Norway’s Global Government Pension Fund, the biggest sovereign wealth fund in the world by assets under management, has formally started the process of shifting the way it goes about business.
Late on Thursday afternoon, the Norwegian government proposed investing 70% of the country’s £723 billion fund in the equity markets. Currently, the fund has the ability to put just over 60% into stocks.
Increasing the allocation could shift as much as £70 billion into equities from its fixed income portfolio.
“The government’s proposals will support a continued, responsible management of the considerable oil and gas resources. Norway has been fortunate, but the petroleum wealth has also been managed well. The proposed changes strengthen the fiscal framework we have for managing petroleum revenues,” the government said in a statement.
The move is part of a strategy from Norway’s sovereign wealth fund to find new ways to make money given the rock-bottom yields most developed-market government debt has right now, and following the crash in oil that has seen prices for the world’s most important commodity crash from more than $US100 per barrel to just more than $US50 now, having briefly dropped below $US30 in early 2016.
“The expected return on equities exceeds that of bonds, thus supporting the aim of increasing the Fund’s purchasing power. At the same time, equities carry higher risks. The proposal to increase the equity share is based on a comprehensive assessment of the recommendations received,” the government statement continues.
Rock-bottom global bond yields are making things incredibly tricky for fixed income investors, as interest rates close to zero all around the world continue to bite. The eurozone, Switzerland, Sweden, Denmark, and Japan all already have negative interest rates, and rates in most other developed markets are pretty close to zero. In the UK, the rate is 0.25%, while in the USA it is 0.5%.
Low interest rates generally mean low yields on bonds, meaning that the fixed-income market is not one where there is much money to be made right now, and that has helped drive the recommendation to move more money into stocks.
If the government’s proposals are approved, there is likely to a noticeable impact on the global markets, given that the fund owns 2.3% of all equity in listed European companies, and 1.3% worldwide.
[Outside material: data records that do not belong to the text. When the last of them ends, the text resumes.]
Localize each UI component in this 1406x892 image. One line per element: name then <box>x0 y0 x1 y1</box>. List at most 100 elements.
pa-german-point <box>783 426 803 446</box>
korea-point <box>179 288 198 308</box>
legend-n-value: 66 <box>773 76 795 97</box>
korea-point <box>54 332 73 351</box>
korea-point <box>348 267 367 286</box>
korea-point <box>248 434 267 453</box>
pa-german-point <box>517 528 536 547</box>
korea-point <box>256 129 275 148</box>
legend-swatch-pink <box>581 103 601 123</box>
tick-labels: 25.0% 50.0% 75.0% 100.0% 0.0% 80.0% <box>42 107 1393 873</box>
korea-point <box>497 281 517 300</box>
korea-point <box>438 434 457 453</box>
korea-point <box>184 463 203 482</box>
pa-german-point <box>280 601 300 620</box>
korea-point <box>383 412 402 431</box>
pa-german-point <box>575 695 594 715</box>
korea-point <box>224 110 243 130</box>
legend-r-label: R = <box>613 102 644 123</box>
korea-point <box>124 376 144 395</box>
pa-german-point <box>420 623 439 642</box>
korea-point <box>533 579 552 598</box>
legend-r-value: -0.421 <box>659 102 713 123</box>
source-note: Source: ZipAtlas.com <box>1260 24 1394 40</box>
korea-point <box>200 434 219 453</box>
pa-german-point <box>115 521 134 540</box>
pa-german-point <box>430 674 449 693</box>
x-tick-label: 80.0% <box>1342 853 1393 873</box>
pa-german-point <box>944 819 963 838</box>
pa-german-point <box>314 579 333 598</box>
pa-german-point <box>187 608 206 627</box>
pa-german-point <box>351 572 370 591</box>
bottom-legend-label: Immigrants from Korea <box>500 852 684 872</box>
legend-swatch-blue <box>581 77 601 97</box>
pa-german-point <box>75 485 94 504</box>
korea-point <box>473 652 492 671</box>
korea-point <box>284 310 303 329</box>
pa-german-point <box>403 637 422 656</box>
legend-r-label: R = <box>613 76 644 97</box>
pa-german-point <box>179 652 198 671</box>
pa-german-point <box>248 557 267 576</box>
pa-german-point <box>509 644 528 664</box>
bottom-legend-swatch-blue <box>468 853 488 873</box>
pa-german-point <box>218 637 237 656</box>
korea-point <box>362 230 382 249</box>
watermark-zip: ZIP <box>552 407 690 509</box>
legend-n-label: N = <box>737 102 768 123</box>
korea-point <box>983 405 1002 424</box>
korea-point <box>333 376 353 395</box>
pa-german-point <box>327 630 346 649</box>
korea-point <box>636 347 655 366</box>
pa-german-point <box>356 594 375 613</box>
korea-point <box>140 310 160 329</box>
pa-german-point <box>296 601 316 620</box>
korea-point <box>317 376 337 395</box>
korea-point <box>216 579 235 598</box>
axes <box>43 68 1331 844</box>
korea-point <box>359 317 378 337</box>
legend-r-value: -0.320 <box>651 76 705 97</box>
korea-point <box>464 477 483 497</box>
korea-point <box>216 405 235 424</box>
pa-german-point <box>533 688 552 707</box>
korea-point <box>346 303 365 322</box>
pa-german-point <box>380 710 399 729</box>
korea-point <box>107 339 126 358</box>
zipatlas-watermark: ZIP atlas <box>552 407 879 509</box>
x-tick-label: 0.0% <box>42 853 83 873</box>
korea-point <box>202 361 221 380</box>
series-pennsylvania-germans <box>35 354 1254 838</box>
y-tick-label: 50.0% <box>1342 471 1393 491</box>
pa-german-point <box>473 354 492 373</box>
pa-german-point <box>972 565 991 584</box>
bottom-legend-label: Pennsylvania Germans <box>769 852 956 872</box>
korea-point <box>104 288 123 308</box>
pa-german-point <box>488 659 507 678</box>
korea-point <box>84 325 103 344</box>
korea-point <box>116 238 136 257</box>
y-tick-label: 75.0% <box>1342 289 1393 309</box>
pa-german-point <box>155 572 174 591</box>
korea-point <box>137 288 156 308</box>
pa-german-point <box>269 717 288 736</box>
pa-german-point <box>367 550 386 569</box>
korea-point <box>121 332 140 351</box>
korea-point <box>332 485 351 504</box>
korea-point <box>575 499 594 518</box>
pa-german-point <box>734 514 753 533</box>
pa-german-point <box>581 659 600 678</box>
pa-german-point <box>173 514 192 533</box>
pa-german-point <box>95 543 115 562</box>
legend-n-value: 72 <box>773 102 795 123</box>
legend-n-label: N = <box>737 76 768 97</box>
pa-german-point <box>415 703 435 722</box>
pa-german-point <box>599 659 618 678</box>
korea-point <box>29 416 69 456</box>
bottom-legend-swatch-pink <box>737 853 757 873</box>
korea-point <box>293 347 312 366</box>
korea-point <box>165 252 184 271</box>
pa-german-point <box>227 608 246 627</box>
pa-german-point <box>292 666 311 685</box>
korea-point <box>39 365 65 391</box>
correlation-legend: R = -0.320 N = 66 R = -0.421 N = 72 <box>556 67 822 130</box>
In the UK for example, the fund has invested almost £50 billion in stocks, spread across 457 different companies, according to the most recent data released.
Proposals for the change were first put forward in October 2016, when a government-commissioned report made the 70% recommendation, but it is now set to be formally adopted as policy.
Alongside the proposed compositional changes, the government is also suggesting that the expected return of the fund should be lowered from 4% to 3% in the future. “Returns are likely to be lower going forward,” the Norwegian government said.